Owner or admin sees VIEWER badge

  1. Open DevTools → Network and check GET .../api/me. Expect auth_mode: "ingress" and is_admin: true for HA owners.
  2. If is_admin is false, check optimizer logs for config/auth/list failed or Failed to fetch HA config/auth/list.
  3. Ensure the HA long-lived token (env HA_TOKEN or Settings → Home Assistant connection) was created from an admin/owner account — the user list API requires admin credentials on the token.
  4. Break-glass: set ADMIN_USER_IDS=<your-user-id> (copy user_id from /api/me) and restart the container.

Blank iframe or HA UI flashes inside the panel on first load

Blank iframe before Solar AI appears: current builds show a branded boot splash (“Verifying access…”) as soon as the ingress iframe loads HTML, before JavaScript runs. Upgrade to v0.5.7+ if you still see a white gap.
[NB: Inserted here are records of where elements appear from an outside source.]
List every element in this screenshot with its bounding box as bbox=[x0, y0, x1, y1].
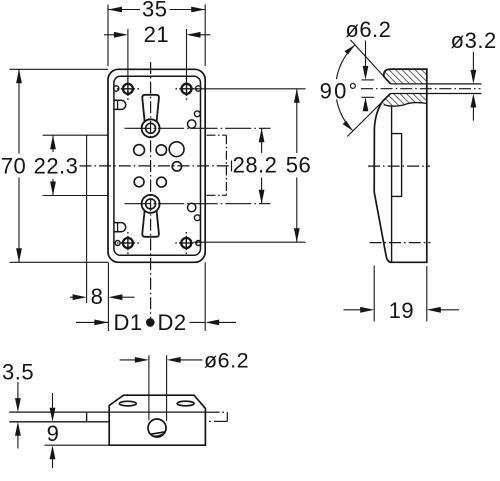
left edge slot 1 bbox=[114, 100, 126, 109]
label dia 6.2 side bbox=[345, 17, 391, 42]
interior hole b bbox=[156, 145, 166, 155]
tongue edge extension line bbox=[86, 135, 88, 303]
dim dia6.2 bottom line bbox=[120, 357, 203, 363]
dim D1 D2 line left bbox=[76, 320, 108, 326]
svg-text:28.2: 28.2 bbox=[233, 153, 278, 178]
dim 22.3 line bbox=[50, 135, 56, 195]
bottom view phantom top bbox=[205, 412, 227, 421]
countersink construction line upper bbox=[350, 40, 390, 84]
dim D2 text bbox=[157, 310, 186, 335]
side view screw hole top line bbox=[391, 83, 482, 85]
right edge hole bottom bbox=[188, 203, 196, 211]
svg-text:90°: 90° bbox=[320, 78, 360, 103]
mounting screw hole 3 with crosshair bbox=[117, 232, 139, 254]
phantom follower box top bbox=[207, 134, 227, 136]
extension line 22.3 bottom bbox=[43, 195, 108, 197]
dim 28.2 text bbox=[233, 153, 278, 178]
svg-text:ø6.2: ø6.2 bbox=[345, 17, 391, 42]
dim 21 extension left bbox=[127, 29, 129, 84]
dim 22.3 text bbox=[34, 153, 79, 178]
label dia 3.2 bbox=[451, 28, 497, 53]
dim D1 D2 line right bbox=[190, 320, 237, 326]
interior hole a bbox=[134, 145, 145, 156]
mounting screw hole 1 with crosshair bbox=[117, 78, 139, 100]
svg-text:ø6.2: ø6.2 bbox=[204, 349, 249, 373]
bottom view tongue end bbox=[86, 412, 88, 422]
interior hole d bbox=[157, 177, 167, 187]
dim 56 line bbox=[294, 89, 300, 242]
svg-text:22.3: 22.3 bbox=[34, 153, 79, 178]
dim 35 line bbox=[108, 7, 205, 13]
dim 21 text bbox=[144, 22, 169, 47]
interior hole c bbox=[134, 177, 144, 187]
plate left edge extended down bbox=[107, 262, 109, 331]
svg-text:56: 56 bbox=[286, 153, 311, 178]
dim 56 text bbox=[286, 153, 311, 178]
phantom follower box bottom bbox=[207, 194, 227, 196]
side view body outline bbox=[374, 69, 427, 262]
bottom view cylinder chord bbox=[150, 432, 165, 436]
edge notch circle top-right bbox=[196, 86, 201, 91]
top keyhole bell bbox=[142, 95, 159, 122]
edge notch circle bottom-left bbox=[115, 241, 120, 246]
edge notch circle top-left bbox=[114, 86, 119, 91]
horizontal mid centerline bbox=[80, 165, 232, 167]
svg-text:3.5: 3.5 bbox=[2, 360, 34, 385]
bottom view plate line A bbox=[9, 411, 205, 413]
svg-text:70: 70 bbox=[1, 153, 26, 178]
dim 19 line bbox=[344, 307, 460, 313]
dim 19 text bbox=[389, 298, 414, 323]
interior hole big bbox=[169, 142, 184, 157]
svg-text:19: 19 bbox=[389, 298, 414, 323]
dim dia6.2 tick top bbox=[362, 79, 375, 81]
svg-text:ø3.2: ø3.2 bbox=[451, 28, 497, 53]
bottom view cylinder hole bbox=[148, 419, 166, 437]
bottom view plate line B bbox=[9, 421, 109, 423]
side view hatch upper bbox=[384, 69, 427, 84]
svg-text:D1: D1 bbox=[113, 310, 142, 335]
side view hole centerline bbox=[361, 88, 481, 90]
side view mid centerline bbox=[368, 165, 430, 167]
extension line 22.3 top bbox=[43, 134, 108, 136]
side view break wavy line bbox=[384, 103, 427, 107]
dim 8 line bbox=[70, 294, 135, 300]
dim 56 extension top bbox=[194, 88, 306, 90]
side view screw hole bottom line bbox=[391, 93, 482, 95]
mounting screw hole 4 with crosshair bbox=[175, 232, 197, 254]
right edge hole top small bbox=[194, 111, 200, 117]
dim 21 extension right bbox=[186, 29, 188, 84]
svg-text:D2: D2 bbox=[157, 310, 186, 335]
bottom keyhole outer circle bbox=[142, 195, 160, 213]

HA frontend briefly inside the panel: common with hass_ingress when the ingress URL lacks a trailing slash — relative asset paths resolve to /api/ingress/assets/... instead of /api/ingress/<panel>/assets/..., briefly loading HA's frontend.

  1. Use work_mode: ingress and ui_mode: normal in your hass_ingress panel config.
  2. In DevTools → Network, confirm JS bundles load from /api/ingress/<panel>/assets/..., not /api/ingress/assets/....
  3. Current builds inject a <base href> and trailing-slash redirect in the dashboard HTML to prevent this; upgrade if you still see the flash on an older image.